Perhaps Paul Ryan is a gigantic fraud, or perhaps it is everyone who claims to see wisdom in him; perhaps – we should admit a range of possibilities, as our political and pundit class contains many and various mountebanks – both. But if ever there were an undeserved reputation for economic seriousness, it is Ryan’s. Consider the Congressman’s views on the dollar, to which Paul Krugman has recently called attention. Ryan observes that “There is nothing more insidious that a country can do to its citizens than debase its currency.”
Let us pause first, if only briefly, to consider Ryan’s absolutism on this point: Nothing more insidious? Really? Not, perhaps, eroding civil liberties until the President can, at will, assassinate an American citizen?
But no: let’s not permit what might perhaps have been forgivable hyperbole to deter us from investigating the point at issue. Perhaps Ryan meant there is nothing more insidious in the field of economics. Perhaps he meant there is nothing more insidious in the field of monetary policy. Perhaps he meant there is nothing more insidious in the very small and precisely demarcated area of permitting the value of money to shift.
Even at that charitably narrow interpretation of his remark, he would of course have been wrong. Even in the realm of changing the value of money, more insidious than debasing the currency is permitting it to appreciate – which is to say, worse than inflation is deflation.
Below is a table from Warren and Pearson’s 1933 Prices (page 300, if you desire to follow along in your hymnals).
The table is, of course, dated and perhaps to an extent arguable, but Warren and Pearson have here diligently tabulated the costs and benefits of both inflation and deflation and found that deflation is worse.

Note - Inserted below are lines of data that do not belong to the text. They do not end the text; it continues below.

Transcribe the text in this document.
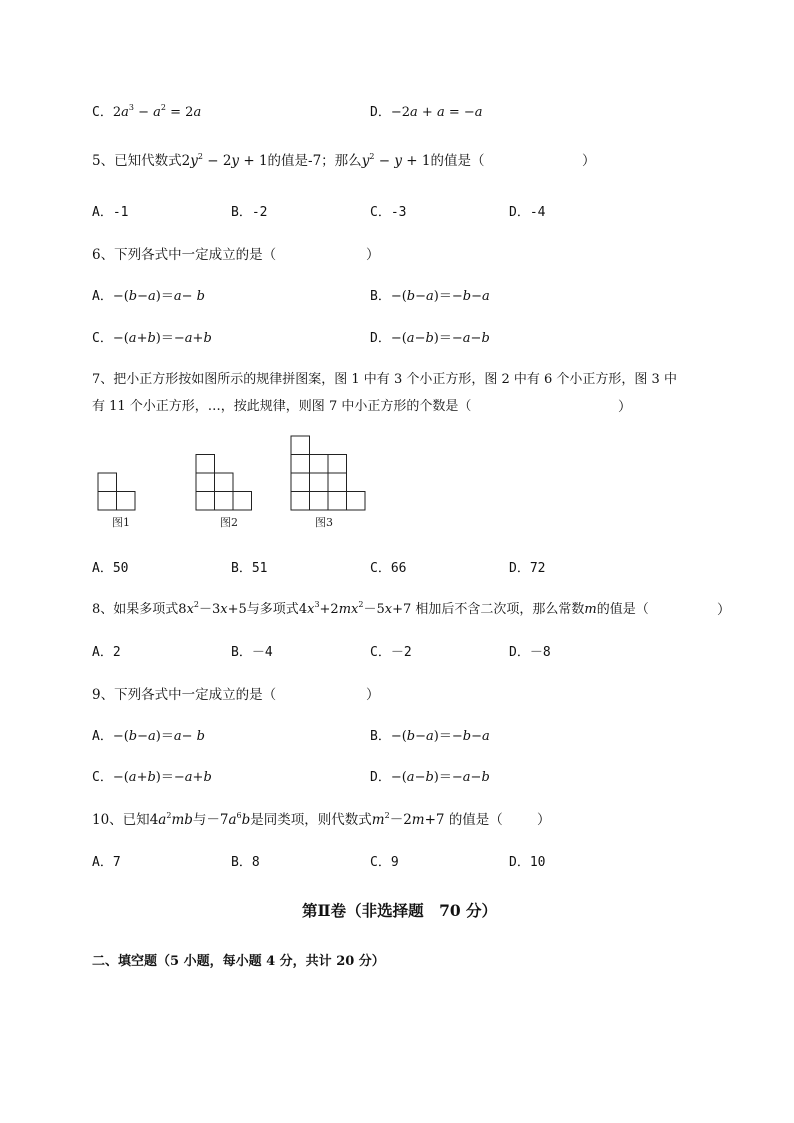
C．$2a^3 - a^2 = 2a$	D．−2a + a = −a
5、已知代数式$2y^2 - 2y + 1$的值是-7；那么$y^2 - y + 1$的值是（	）
A．-1	B．-2	C．-3	D．-4
6、下列各式中一定成立的是（	）
A．−(b−a)＝a− b	B．−(b−a)＝−b−a
C．−(a+b)＝−a+b	D．−(a−b)＝−a−b
7、把小正方形按如图所示的规律拼图案，图 1 中有 3 个小正方形，图 2 中有 6 个小正方形，图 3 中
有 11 个小正方形，…，按此规律，则图 7 中小正方形的个数是（	）
图1	图2	图3
A．50	B．51	C．66	D．72
8、如果多项式$8x^2-3x+5$与多项式$4x^3+2mx^2-5x+7$ 相加后不含二次项，那么常数m的值是（	）
A．2	B．－4	C．－2	D．－8
9、下列各式中一定成立的是（	）
A．−(b−a)＝a− b	B．−(b−a)＝−b−a
C．−(a+b)＝−a+b	D．−(a−b)＝−a−b
10、已知$4a^2mb$与$-7a^6b$是同类项，则代数式$m^2-2m+7$ 的值是（	）
A．7	B．8	C．9	D．10
第Ⅱ卷（非选择题　70 分）
二、填空题（5 小题，每小题 4 分，共计 20 分）
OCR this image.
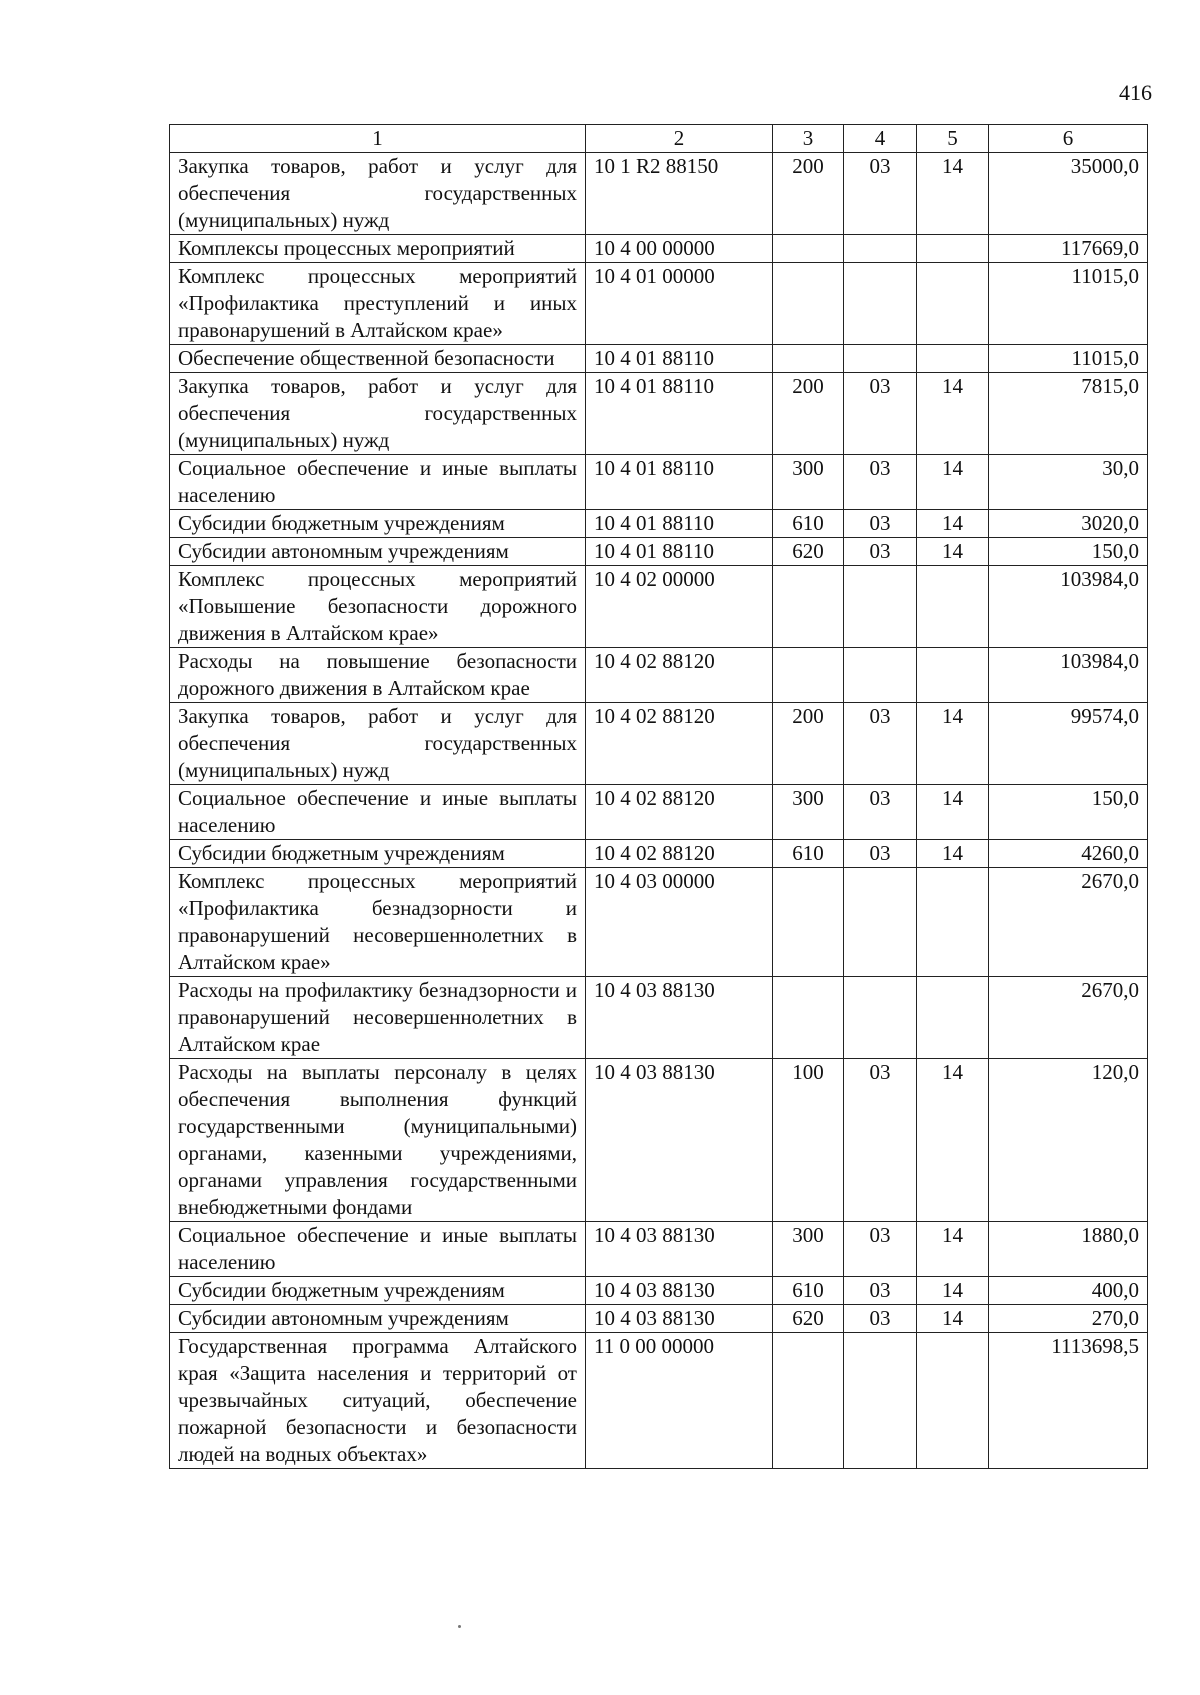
416
1	2	3	4	5	6
Закупка товаров, работ и услуг для обеспечения государственных (муниципальных) нужд	10 1 R2 88150	200	03	14	35000,0
Комплексы процессных мероприятий	10 4 00 00000				117669,0
Комплекс процессных мероприятий «Профилактика преступлений и иных правонарушений в Алтайском крае»	10 4 01 00000				11015,0
Обеспечение общественной безопасности	10 4 01 88110				11015,0
Закупка товаров, работ и услуг для обеспечения государственных (муниципальных) нужд	10 4 01 88110	200	03	14	7815,0
Социальное обеспечение и иные выплаты населению	10 4 01 88110	300	03	14	30,0
Субсидии бюджетным учреждениям	10 4 01 88110	610	03	14	3020,0
Субсидии автономным учреждениям	10 4 01 88110	620	03	14	150,0
Комплекс процессных мероприятий «Повышение безопасности дорожного движения в Алтайском крае»	10 4 02 00000				103984,0
Расходы на повышение безопасности дорожного движения в Алтайском крае	10 4 02 88120				103984,0
Закупка товаров, работ и услуг для обеспечения государственных (муниципальных) нужд	10 4 02 88120	200	03	14	99574,0
Социальное обеспечение и иные выплаты населению	10 4 02 88120	300	03	14	150,0
Субсидии бюджетным учреждениям	10 4 02 88120	610	03	14	4260,0
Комплекс процессных мероприятий «Профилактика безнадзорности и правонарушений несовершеннолетних в Алтайском крае»	10 4 03 00000				2670,0
Расходы на профилактику безнадзорности и правонарушений несовершеннолетних в Алтайском крае	10 4 03 88130				2670,0
Расходы на выплаты персоналу в целях обеспечения выполнения функций государственными (муниципальными) органами, казенными учреждениями, органами управления государственными внебюджетными фондами	10 4 03 88130	100	03	14	120,0
Социальное обеспечение и иные выплаты населению	10 4 03 88130	300	03	14	1880,0
Субсидии бюджетным учреждениям	10 4 03 88130	610	03	14	400,0
Субсидии автономным учреждениям	10 4 03 88130	620	03	14	270,0
Государственная программа Алтайского края «Защита населения и территорий от чрезвычайных ситуаций, обеспечение пожарной безопасности и безопасности людей на водных объектах»	11 0 00 00000				1113698,5
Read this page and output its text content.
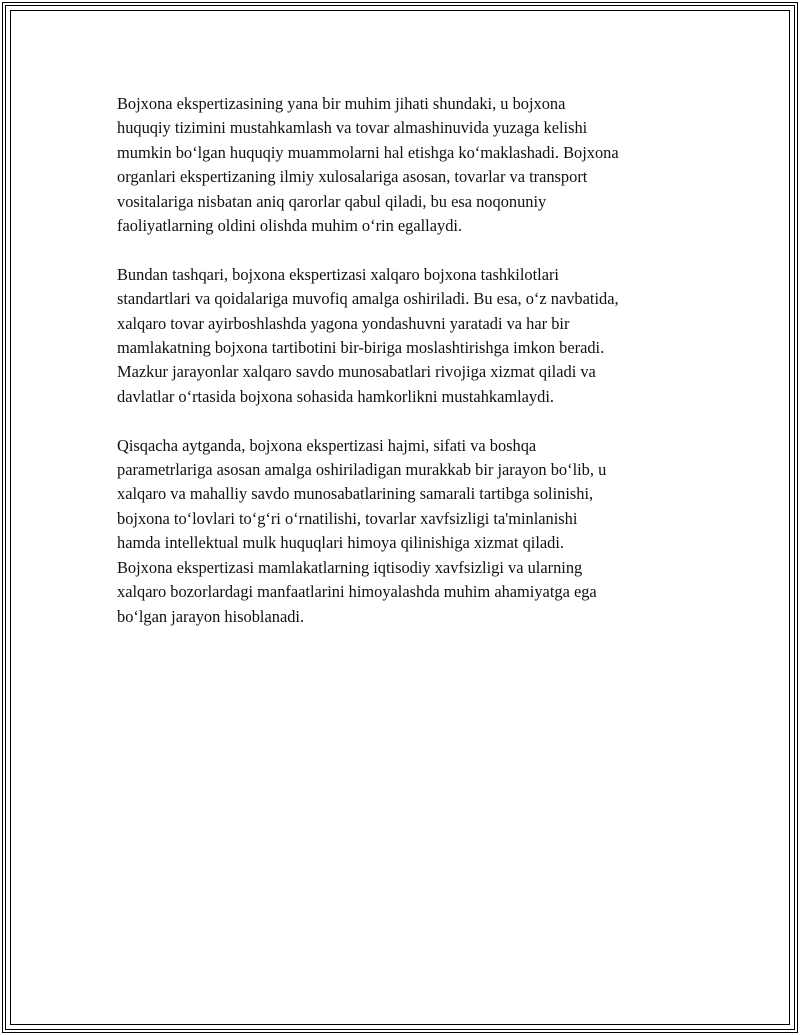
Bojxona ekspertizasining yana bir muhim jihati shundaki, u bojxona
huquqiy tizimini mustahkamlash va tovar almashinuvida yuzaga kelishi
mumkin bo‘lgan huquqiy muammolarni hal etishga ko‘maklashadi. Bojxona
organlari ekspertizaning ilmiy xulosalariga asosan, tovarlar va transport
vositalariga nisbatan aniq qarorlar qabul qiladi, bu esa noqonuniy
faoliyatlarning oldini olishda muhim o‘rin egallaydi.

Bundan tashqari, bojxona ekspertizasi xalqaro bojxona tashkilotlari
standartlari va qoidalariga muvofiq amalga oshiriladi. Bu esa, o‘z navbatida,
xalqaro tovar ayirboshlashda yagona yondashuvni yaratadi va har bir
mamlakatning bojxona tartibotini bir-biriga moslashtirishga imkon beradi.
Mazkur jarayonlar xalqaro savdo munosabatlari rivojiga xizmat qiladi va
davlatlar o‘rtasida bojxona sohasida hamkorlikni mustahkamlaydi.

Qisqacha aytganda, bojxona ekspertizasi hajmi, sifati va boshqa
parametrlariga asosan amalga oshiriladigan murakkab bir jarayon bo‘lib, u
xalqaro va mahalliy savdo munosabatlarining samarali tartibga solinishi,
bojxona to‘lovlari to‘g‘ri o‘rnatilishi, tovarlar xavfsizligi ta'minlanishi
hamda intellektual mulk huquqlari himoya qilinishiga xizmat qiladi.
Bojxona ekspertizasi mamlakatlarning iqtisodiy xavfsizligi va ularning
xalqaro bozorlardagi manfaatlarini himoyalashda muhim ahamiyatga ega
bo‘lgan jarayon hisoblanadi.
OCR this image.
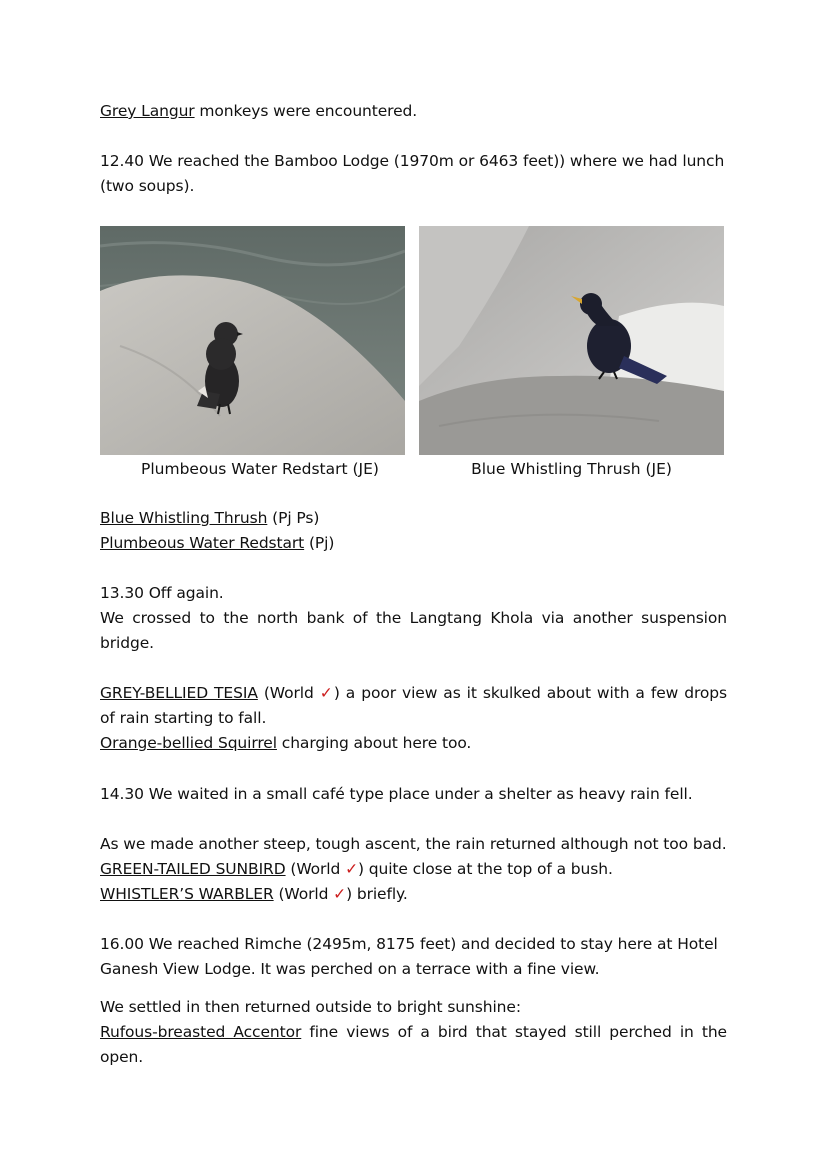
Grey Langur monkeys were encountered.
12.40 We reached the Bamboo Lodge (1970m or 6463 feet)) where we had lunch (two soups).
Plumbeous Water Redstart (JE)	Blue Whistling Thrush (JE)
Blue Whistling Thrush (Pj Ps)
Plumbeous Water Redstart (Pj)
13.30 Off again.
We crossed to the north bank of the Langtang Khola via another suspension bridge.
GREY-BELLIED TESIA (World ✓) a poor view as it skulked about with a few drops of rain starting to fall.
Orange-bellied Squirrel charging about here too.
14.30 We waited in a small café type place under a shelter as heavy rain fell.
As we made another steep, tough ascent, the rain returned although not too bad.
GREEN-TAILED SUNBIRD (World ✓) quite close at the top of a bush.
WHISTLER’S WARBLER (World ✓) briefly.
16.00 We reached Rimche (2495m, 8175 feet) and decided to stay here at Hotel Ganesh View Lodge. It was perched on a terrace with a fine view.
We settled in then returned outside to bright sunshine:
Rufous-breasted Accentor fine views of a bird that stayed still perched in the open.
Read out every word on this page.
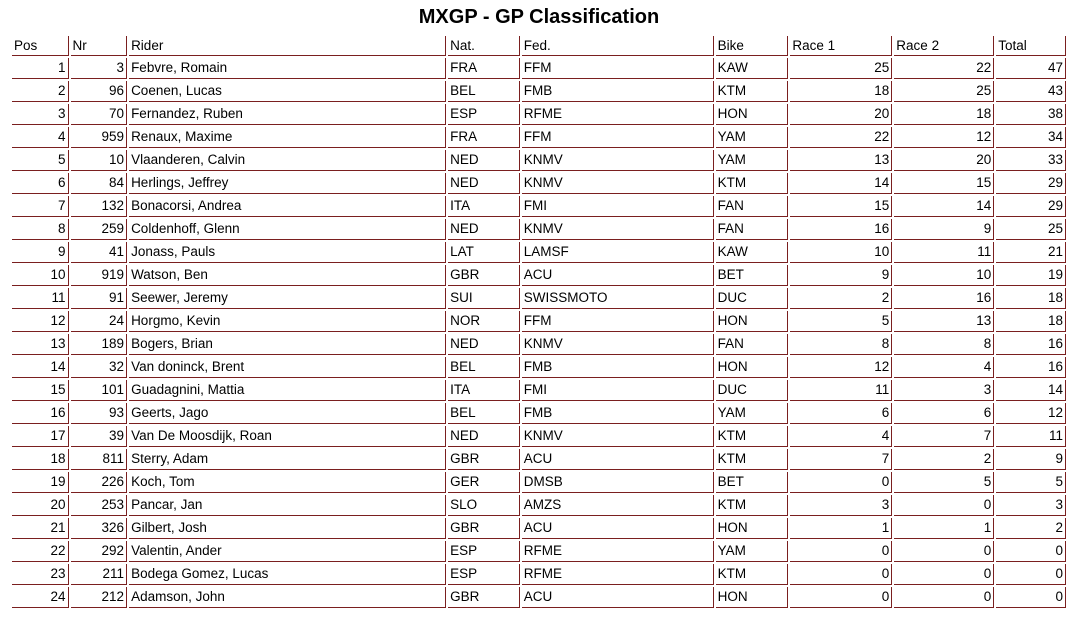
MXGP - GP Classification
Pos	Nr	Rider	Nat.	Fed.	Bike	Race 1	Race 2	Total
1	3	Febvre, Romain	FRA	FFM	KAW	25	22	47
2	96	Coenen, Lucas	BEL	FMB	KTM	18	25	43
3	70	Fernandez, Ruben	ESP	RFME	HON	20	18	38
4	959	Renaux, Maxime	FRA	FFM	YAM	22	12	34
5	10	Vlaanderen, Calvin	NED	KNMV	YAM	13	20	33
6	84	Herlings, Jeffrey	NED	KNMV	KTM	14	15	29
7	132	Bonacorsi, Andrea	ITA	FMI	FAN	15	14	29
8	259	Coldenhoff, Glenn	NED	KNMV	FAN	16	9	25
9	41	Jonass, Pauls	LAT	LAMSF	KAW	10	11	21
10	919	Watson, Ben	GBR	ACU	BET	9	10	19
11	91	Seewer, Jeremy	SUI	SWISSMOTO	DUC	2	16	18
12	24	Horgmo, Kevin	NOR	FFM	HON	5	13	18
13	189	Bogers, Brian	NED	KNMV	FAN	8	8	16
14	32	Van doninck, Brent	BEL	FMB	HON	12	4	16
15	101	Guadagnini, Mattia	ITA	FMI	DUC	11	3	14
16	93	Geerts, Jago	BEL	FMB	YAM	6	6	12
17	39	Van De Moosdijk, Roan	NED	KNMV	KTM	4	7	11
18	811	Sterry, Adam	GBR	ACU	KTM	7	2	9
19	226	Koch, Tom	GER	DMSB	BET	0	5	5
20	253	Pancar, Jan	SLO	AMZS	KTM	3	0	3
21	326	Gilbert, Josh	GBR	ACU	HON	1	1	2
22	292	Valentin, Ander	ESP	RFME	YAM	0	0	0
23	211	Bodega Gomez, Lucas	ESP	RFME	KTM	0	0	0
24	212	Adamson, John	GBR	ACU	HON	0	0	0
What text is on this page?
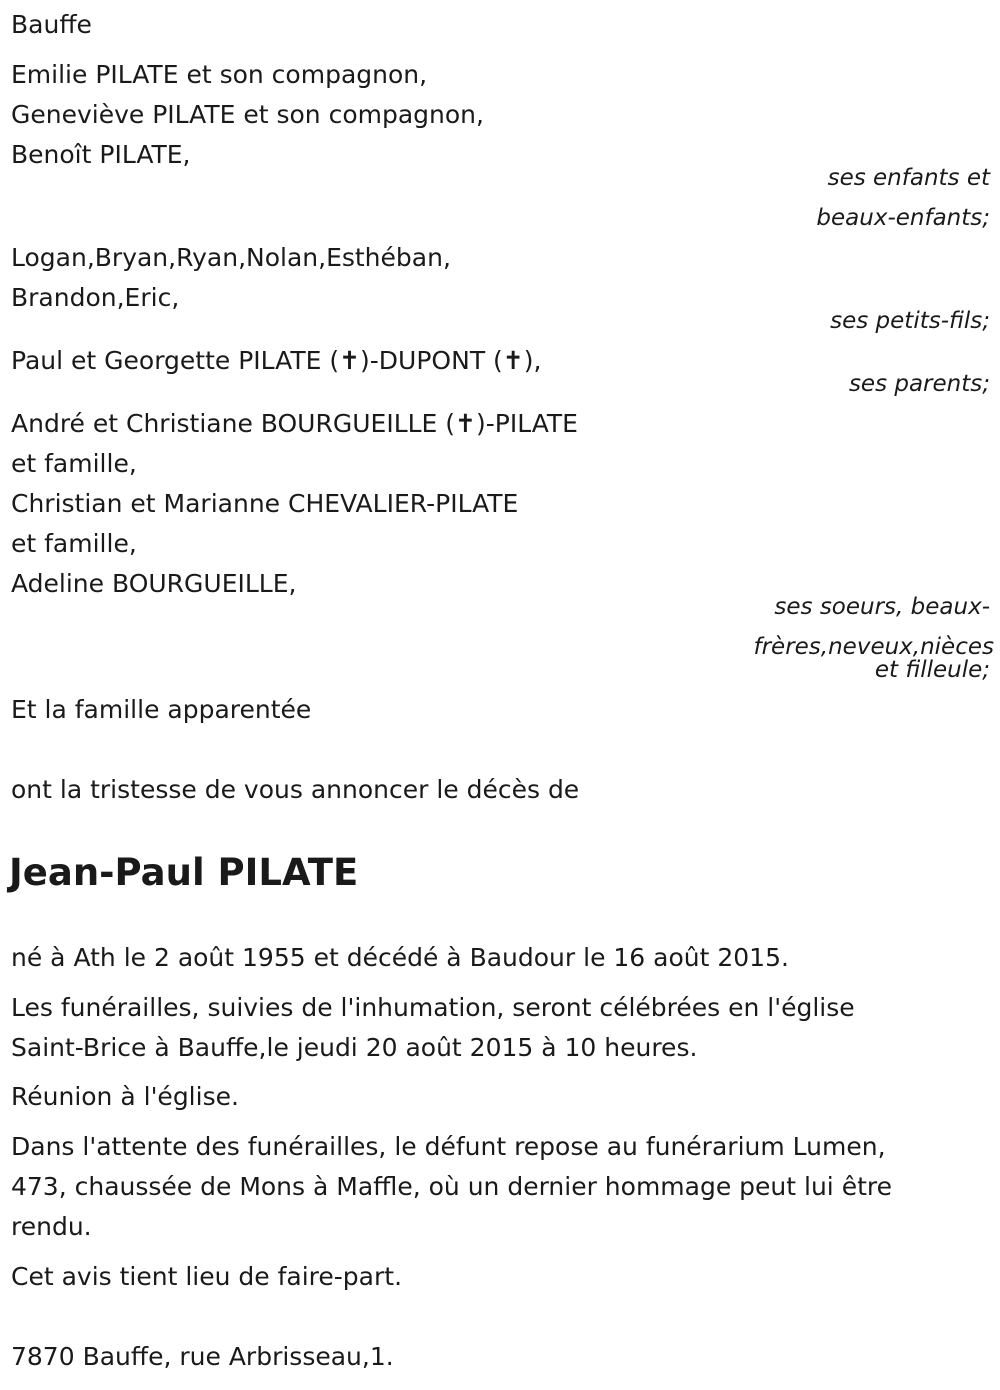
Bauffe

Emilie PILATE et son compagnon,

Geneviève PILATE et son compagnon,

Benoît PILATE,

ses enfants et

beaux-enfants;

Logan,Bryan,Ryan,Nolan,Esthéban,

Brandon,Eric,

ses petits-fils;

Paul et Georgette PILATE (✝)-DUPONT (✝),

ses parents;

André et Christiane BOURGUEILLE (✝)-PILATE

et famille,

Christian et Marianne CHEVALIER-PILATE

et famille,

Adeline BOURGUEILLE,

ses soeurs, beaux-

frères,neveux,nièces

et filleule;

Et la famille apparentée

ont la tristesse de vous annoncer le décès de

Jean-Paul PILATE

né à Ath le 2 août 1955 et décédé à Baudour le 16 août 2015.

Les funérailles, suivies de l'inhumation, seront célébrées en l'église

Saint-Brice à Bauffe,le jeudi 20 août 2015 à 10 heures.

Réunion à l'église.

Dans l'attente des funérailles, le défunt repose au funérarium Lumen,

473, chaussée de Mons à Maffle, où un dernier hommage peut lui être

rendu.

Cet avis tient lieu de faire-part.

7870 Bauffe, rue Arbrisseau,1.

It is perhaps worth mentioning that neither author was particularly left or even centrist; as Pearson said of Warren, he “was a conservative right-hand-side-of-the-roader, who never even temporarily wavered toward the middle, let alone to the left” – and the same was true of Pearson; indeed, Pearson was prone to fairly Ultraist rhetoric. Nevertheless, after careful study of Prices this is the conclusion the two deeply conservative economists reached. And it is not an especially controversial view.
How could Ryan insist then that nothing – nothing – is more insidious than inflation? The clue may lie in another remark he made on the same occasion: “Our currency should provide a reliable store of value.”
True, but only part of the story. The stock definition of money is that it is a store of value and a medium of exchange. Fixating on the former spoils money for the latter. And it’s money’s use for what it can buy that permits it to give us joy.
Why would Ryan worry so exclusively about money’s role as a store of value, and fear inflation so greatly? Here, we can turn to a more centrist, if not left, economist in John Maynard Keynes, from the 1923 Tract on Monetary Reform.
Each process, inflation and deflation alike, has inflicted great injuries. Each has an effect in altering the distribution of wealth between different classes, inflation in this respect being the worse [i.e., more consequential] of the two. Each has also an effect in overstimulating or retarding the production of wealth, though here deflation is the more injurious.
On balance, Keynes thought deflation was worse: “it is worse in an impoverished world to provoke unemployment than to disappoint the rentier.” Unless, of course, you’re Paul Ryan, in which case nothing is worse than disappointing the rentiers. Indeed, the whole Ryan schtick, involving brows furrowed over deficits and inflation, exists to ensure that the class of people eyeing their investment returns are not only not disappointed, but further and more richly sated. Changing the distribution of wealth would be far worse than inhibiting its production, and Ryan, in his certainty that nothing is worse than inflation, would rather the latter than the former.